Apollo Management may have their hands full with Realogy

by THE WAV GROUP on December 1, 2008

Remember the private equity boom that lasted a few months in 2006.  Realogy, with brands like Coldwell Banker, Century 21, Sotheby’s, Better Homes and Gardens and ERA were looked quite charming to Apollo Management – now their financing has hit the fan.  They are in the process of getting the bond holders who financed the deal to forgive a significant amount of the debt in turn for preferred payouts if the company fails.  This can also be referred to as a Cram Down – as in, if you want to get paid, we will be cramming this new valuation down your throat.  The bad news for investors means great news for Realogy – a company who stands to come out of this stronger than ever before.

It was as badly timed a takeover as there was during the private equity boom.

At the end of 2006, Apollo Management, the private equity firm headed by Leon Black, agreed to buy Realogy, a conglomerate with a number of franchised real estate businesses, among them Century 21 and Coldwell Banker, for $7 billion in cash. Now, The New York Times’s Floyd Norris writes, a struggle is emerging over how the unfortunate lenders should be treated. Realogy, under the direction of Apollo, is using a classic divide-and-conquer strategy. Bondholders are screaming that the tactics are illegal.

The strategy is simple: Just tell one group of bondholders that they can move up in the capital structure (and thus be more likely to be paid if the company goes broke). But first, they have to agree to forget about collecting most of the money they are owed. They are being asked to trade in old bonds for new loans with much smaller face values.

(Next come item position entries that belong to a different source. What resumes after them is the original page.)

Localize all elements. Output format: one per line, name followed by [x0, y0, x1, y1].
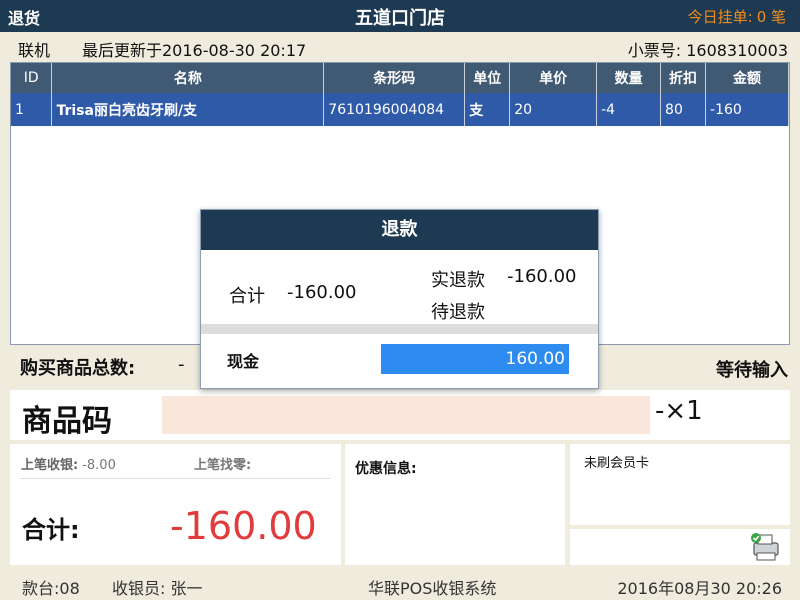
cell-price: 20 [509, 93, 598, 126]
held-orders-label: 今日挂单: [687, 8, 753, 26]
barcode-label: 商品码 [22, 404, 112, 439]
cell-barcode: 7610196004084 [323, 93, 466, 126]
cell-discount: 80 [660, 93, 707, 126]
last-paid-label: 上笔收银: [21, 458, 79, 473]
ticket-value: 1608310003 [686, 41, 788, 60]
store-name: 五道口门店 [355, 8, 445, 29]
refund-total-label: 合计 [229, 286, 265, 307]
ticket-number: 小票号: 1608310003 [628, 37, 788, 61]
last-update: 最后更新于2016-08-30 20:17 [82, 41, 307, 60]
cell-id: 1 [11, 93, 53, 126]
printer-panel [570, 529, 790, 565]
scan-bar: 商品码 -×1 [10, 390, 790, 440]
totals-panel: 上笔收银: -8.00 上笔找零: 合计: -160.00 [10, 444, 341, 565]
refund-pending-label: 待退款 [431, 302, 485, 323]
held-orders-count: 0 笔 [756, 8, 786, 26]
col-header-id: ID [11, 63, 53, 93]
col-header-discount: 折扣 [660, 63, 707, 93]
refund-dialog-title: 退款 [201, 210, 598, 250]
cell-unit: 支 [464, 93, 511, 126]
refund-dialog: 退款 合计 -160.00 实退款 -160.00 待退款 现金 [200, 209, 599, 389]
terminal-id: 款台:08 [22, 579, 80, 598]
online-status: 联机 [18, 41, 51, 60]
refund-actual-label: 实退款 [431, 270, 485, 291]
held-orders-indicator[interactable]: 今日挂单: 0 笔 [688, 6, 786, 27]
status-bar: 联机 最后更新于2016-08-30 20:17 小票号: 1608310003 [0, 32, 800, 62]
member-status: 未刷会员卡 [584, 456, 650, 471]
col-header-amount: 金额 [705, 63, 789, 93]
refund-actual-value: -160.00 [507, 266, 577, 287]
last-change-label: 上笔找零: [194, 458, 252, 473]
footer-bar: 款台:08 收银员: 张一 华联POS收银系统 2016年08月30 20:26 [0, 570, 800, 600]
item-count-value: - [178, 354, 185, 375]
cell-amount: -160 [705, 93, 789, 126]
col-header-barcode: 条形码 [323, 63, 466, 93]
last-paid-value: -8.00 [82, 458, 116, 473]
cell-name: Trisa丽白亮齿牙刷/支 [51, 93, 325, 126]
promo-label: 优惠信息: [355, 461, 417, 477]
refund-total-value: -160.00 [287, 282, 357, 303]
col-header-qty: 数量 [596, 63, 662, 93]
barcode-input[interactable] [162, 396, 650, 434]
col-header-price: 单价 [509, 63, 598, 93]
quantity-multiplier: -×1 [655, 396, 703, 426]
system-name: 华联POS收银系统 [368, 579, 497, 598]
member-panel[interactable]: 未刷会员卡 [570, 444, 790, 525]
total-value: -160.00 [170, 504, 317, 548]
total-label: 合计: [22, 516, 80, 544]
dialog-divider [201, 324, 598, 334]
promo-panel: 优惠信息: [345, 444, 565, 565]
input-state: 等待输入 [716, 360, 788, 381]
cash-amount-input[interactable] [381, 344, 569, 374]
col-header-name: 名称 [51, 63, 325, 93]
cashier-name: 收银员: 张一 [112, 579, 203, 598]
printer-icon[interactable] [748, 531, 782, 563]
last-change: 上笔找零: [194, 454, 251, 473]
divider [20, 478, 330, 479]
title-bar: 退货 五道口门店 今日挂单: 0 笔 [0, 0, 800, 32]
item-count-label: 购买商品总数: [20, 358, 136, 379]
table-row[interactable]: 1 Trisa丽白亮齿牙刷/支 7610196004084 支 20 -4 80… [11, 93, 789, 126]
last-paid: 上笔收银: -8.00 [21, 454, 116, 473]
col-header-unit: 单位 [464, 63, 511, 93]
cash-label: 现金 [227, 352, 260, 371]
ticket-label: 小票号: [627, 41, 682, 60]
cell-qty: -4 [596, 93, 662, 126]
footer-datetime: 2016年08月30 20:26 [617, 579, 782, 598]
grid-header: ID 名称 条形码 单位 单价 数量 折扣 金额 [11, 63, 789, 93]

Overindebted consumers can only look on with envy, wishing they could pull off something similar, perhaps by telling one credit card company that they will pay another card company first unless the first company agrees to forgive most of what it is owed.

No owner of Realogy bonds has to make the exchange, of course. But if a bondholder turns it down, and others do make the exchange, that bondholder may find that he is much farther back in line, with even less probability of being paid anything.

Realogy disclosed this week that a lawyer claiming to represent owners of a majority of one class of bonds had threatened to sue, arguing the offering violated bond indentures. The company did not identify the lawyer, but The Times reports that one person involved in the case said Carl C. Icahn, the financier, owned the bonds. Mr. Icahn declined to comment.